PMC
- Industry: Loudspeaker manufacture
- Founded: 1991
- Founder: Peter Thomas Adrian Loader
- Headquarters: Biggleswade, United Kingdom
- Key people: Ollie Thomas (Co-CEO), Tom Loader (Co-CEO)
- Products: Loudspeakers
- Owner: Peter Thomas
- Number of employees: 60
- Website: Official website

= PMC Ltd. =

British loudspeaker manufacturer

The Professional Monitor Company Limited, better known as PMC, is a British loudspeaker manufacturer, established in 1991. The company's products are widely used within domestic settings, professional studios and other hi-fi applications.

The company is one of a handful to have won an Emmy award in recognition of its "contribution to recording excellence".

==History==
PMC was formed by Peter Thomas (previously of the BBC) and Adrian Loader (previously of FWO Bauch, an audio distributor) in 1990. They produced their first loudspeaker, the BB5-A, which was a large studio monitor. The first production versions were sold to the BBC and Metropolis Studios. The BBC still use the BB5 at the Maida Vale studios, and use other PMC speakers in other locations as well. Metropolis now has around fifteen of them installed at its recording and mastering facility in West London. Notable users of the BB5 include Prince and Stevie Wonder's Wonderland Studio.

PMC was awarded an Emmy Award for their recording work.

==Technology==
PMC uses "Advanced Transmission Line" technology in all of their loudspeakers.

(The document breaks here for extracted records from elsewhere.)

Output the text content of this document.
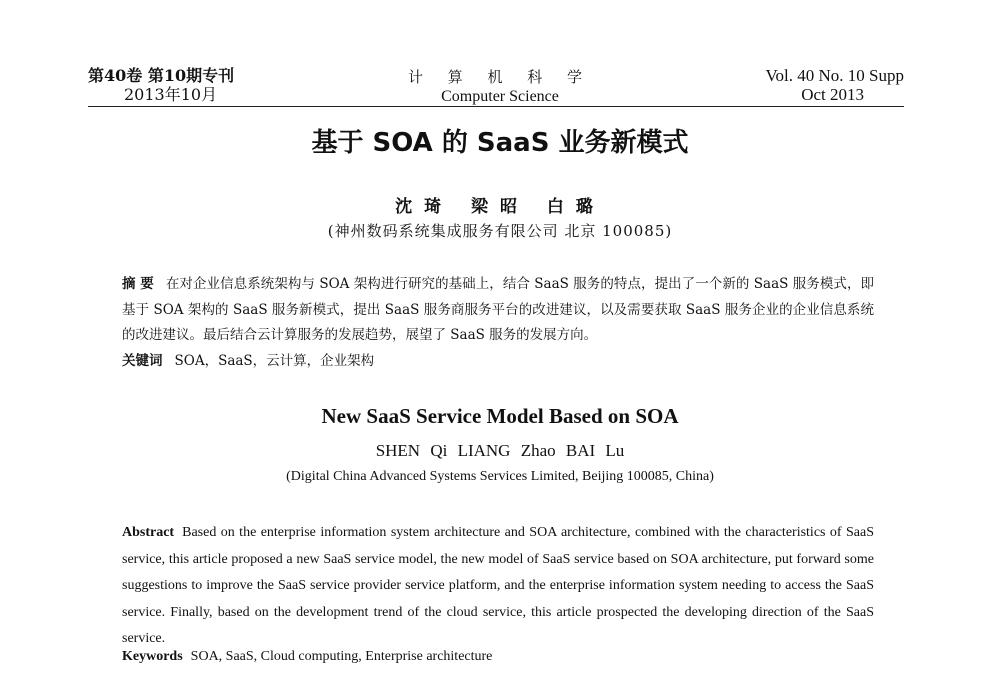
第40卷 第10期专刊
2013年10月
计 算 机 科 学
Computer Science
Vol. 40 No. 10 Supp
Oct 2013
基于 SOA 的 SaaS 业务新模式
沈琦 梁昭 白璐
(神州数码系统集成服务有限公司 北京 100085)
摘 要 在对企业信息系统架构与 SOA 架构进行研究的基础上，结合 SaaS 服务的特点，提出了一个新的 SaaS 服务模式，即基于 SOA 架构的 SaaS 服务新模式，提出 SaaS 服务商服务平台的改进建议，以及需要获取 SaaS 服务企业的企业信息系统的改进建议。最后结合云计算服务的发展趋势，展望了 SaaS 服务的发展方向。
关键词 SOA，SaaS，云计算，企业架构
New SaaS Service Model Based on SOA
SHEN Qi LIANG Zhao BAI Lu
(Digital China Advanced Systems Services Limited, Beijing 100085, China)
Abstract Based on the enterprise information system architecture and SOA architecture, combined with the characteristics of SaaS service, this article proposed a new SaaS service model, the new model of SaaS service based on SOA architecture, put forward some suggestions to improve the SaaS service provider service platform, and the enterprise information system needing to access the SaaS service. Finally, based on the development trend of the cloud service, this article prospected the developing direction of the SaaS service.
Keywords SOA, SaaS, Cloud computing, Enterprise architecture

This is a means of loading a drive unit in a cabinet in such a way as to absorb the unwanted frequencies that radiate from the rear of the speaker driver. The speaker is mounted at the end of a folded line within the cabinet, which is lined with foam of varying absorbency. The lowest frequencies are allowed to pass through the line and emerge in phase from a vent on the front or rear face of the cabinet, in effect acting as a second bass driver. By absorbing the unwanted bass frequencies, the upper bass and midrange are not masked by harmonic distortion.

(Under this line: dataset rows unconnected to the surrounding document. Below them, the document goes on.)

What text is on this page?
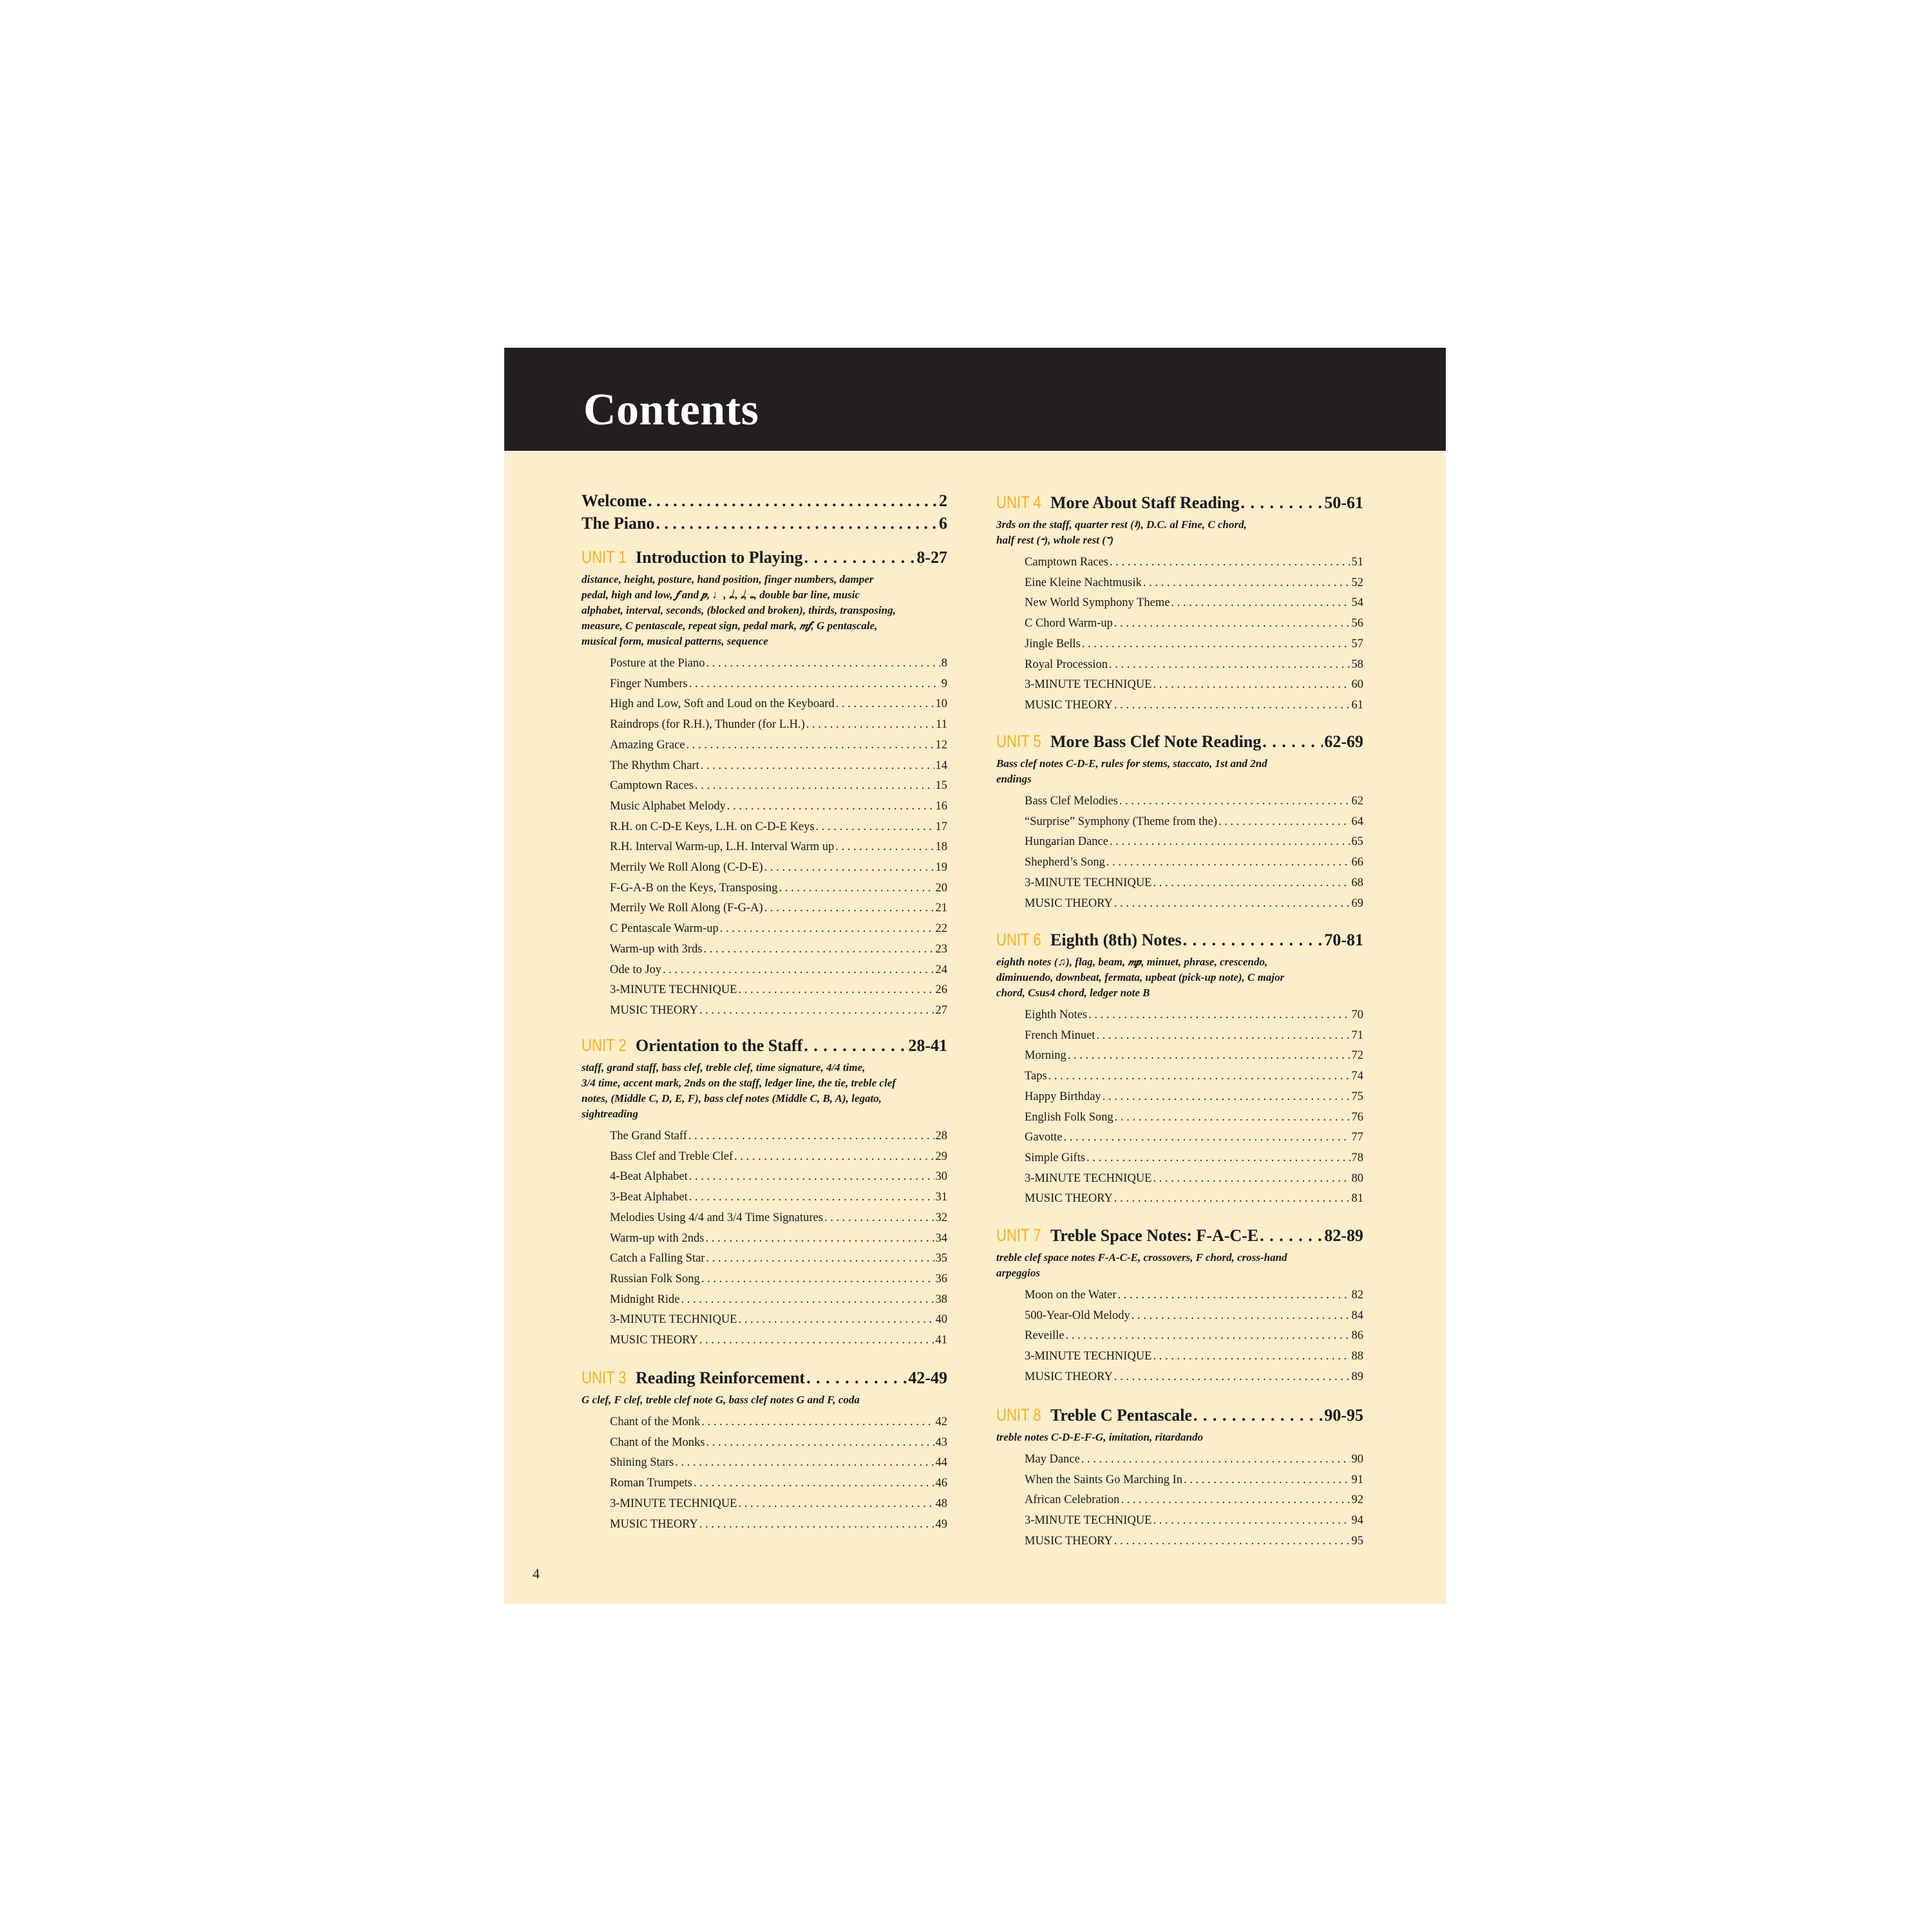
Contents
Welcome . . .	2
The Piano . . .	6
UNIT 1 Introduction to Playing . . .	8-27
distance, height, posture, hand position, finger numbers, damper
pedal, high and low, 𝆑 and 𝆏, ♩, 𝅗𝅥., 𝅗𝅥, 𝅝, double bar line, music
alphabet, interval, seconds, (blocked and broken), thirds, transposing,
measure, C pentascale, repeat sign, pedal mark, 𝆐𝆑, G pentascale,
musical form, musical patterns, sequence
Posture at the Piano . . .	8
Finger Numbers . . .	9
High and Low, Soft and Loud on the Keyboard . . .	10
Raindrops (for R.H.), Thunder (for L.H.) . . .	11
Amazing Grace . . .	12
The Rhythm Chart . . .	14
Camptown Races . . .	15
Music Alphabet Melody . . .	16
R.H. on C-D-E Keys, L.H. on C-D-E Keys . . .	17
R.H. Interval Warm-up, L.H. Interval Warm up . . .	18
Merrily We Roll Along (C-D-E) . . .	19
F-G-A-B on the Keys, Transposing . . .	20
Merrily We Roll Along (F-G-A) . . .	21
C Pentascale Warm-up . . .	22
Warm-up with 3rds . . .	23
Ode to Joy . . .	24
3-MINUTE TECHNIQUE . . .	26
MUSIC THEORY . . .	27
UNIT 2 Orientation to the Staff . . .	28-41
staff, grand staff, bass clef, treble clef, time signature, 4/4 time,
3/4 time, accent mark, 2nds on the staff, ledger line, the tie, treble clef
notes, (Middle C, D, E, F), bass clef notes (Middle C, B, A), legato,
sightreading
The Grand Staff . . .	28
Bass Clef and Treble Clef . . .	29
4-Beat Alphabet . . .	30
3-Beat Alphabet . . .	31
Melodies Using 4/4 and 3/4 Time Signatures . . .	32
Warm-up with 2nds . . .	34
Catch a Falling Star . . .	35
Russian Folk Song . . .	36
Midnight Ride . . .	38
3-MINUTE TECHNIQUE . . .	40
MUSIC THEORY . . .	41
UNIT 3 Reading Reinforcement . . .	42-49
G clef, F clef, treble clef note G, bass clef notes G and F, coda
Chant of the Monk . . .	42
Chant of the Monks . . .	43
Shining Stars . . .	44
Roman Trumpets . . .	46
3-MINUTE TECHNIQUE . . .	48
MUSIC THEORY . . .	49
UNIT 4 More About Staff Reading . . .	50-61
3rds on the staff, quarter rest (𝄽), D.C. al Fine, C chord,
half rest (𝄼), whole rest (𝄻)
Camptown Races . . .	51
Eine Kleine Nachtmusik . . .	52
New World Symphony Theme . . .	54
C Chord Warm-up . . .	56
Jingle Bells . . .	57
Royal Procession . . .	58
3-MINUTE TECHNIQUE . . .	60
MUSIC THEORY . . .	61
UNIT 5 More Bass Clef Note Reading . . .	62-69
Bass clef notes C-D-E, rules for stems, staccato, 1st and 2nd
endings
Bass Clef Melodies . . .	62
“Surprise” Symphony (Theme from the) . . .	64
Hungarian Dance . . .	65
Shepherd’s Song . . .	66
3-MINUTE TECHNIQUE . . .	68
MUSIC THEORY . . .	69
UNIT 6 Eighth (8th) Notes . . .	70-81
eighth notes (♫), flag, beam, 𝆐𝆏, minuet, phrase, crescendo,
diminuendo, downbeat, fermata, upbeat (pick-up note), C major
chord, Csus4 chord, ledger note B
Eighth Notes . . .	70
French Minuet . . .	71
Morning . . .	72
Taps . . .	74
Happy Birthday . . .	75
English Folk Song . . .	76
Gavotte . . .	77
Simple Gifts . . .	78
3-MINUTE TECHNIQUE . . .	80
MUSIC THEORY . . .	81
UNIT 7 Treble Space Notes: F-A-C-E . . .	82-89
treble clef space notes F-A-C-E, crossovers, F chord, cross-hand
arpeggios
Moon on the Water . . .	82
500-Year-Old Melody . . .	84
Reveille . . .	86
3-MINUTE TECHNIQUE . . .	88
MUSIC THEORY . . .	89
UNIT 8 Treble C Pentascale . . .	90-95
treble notes C-D-E-F-G, imitation, ritardando
May Dance . . .	90
When the Saints Go Marching In . . .	91
African Celebration . . .	92
3-MINUTE TECHNIQUE . . .	94
MUSIC THEORY . . .	95
4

The ATL design enables the speakers to produce higher sound pressure levels and deeper bass extension than is possible with similar sized speakers using either ported or sealed cabinets. The speakers can also be played at lower volumes without any loss of frequency response.

==Products==
PMC manufactures products for both hi-fi and studio use. The hi-fi products originally grew out of the studio designs. The company also makes a range of on-wall/in-wall speakers called the ci series. These also use the folded transmission line and are voiced identically to the traditional box speakers.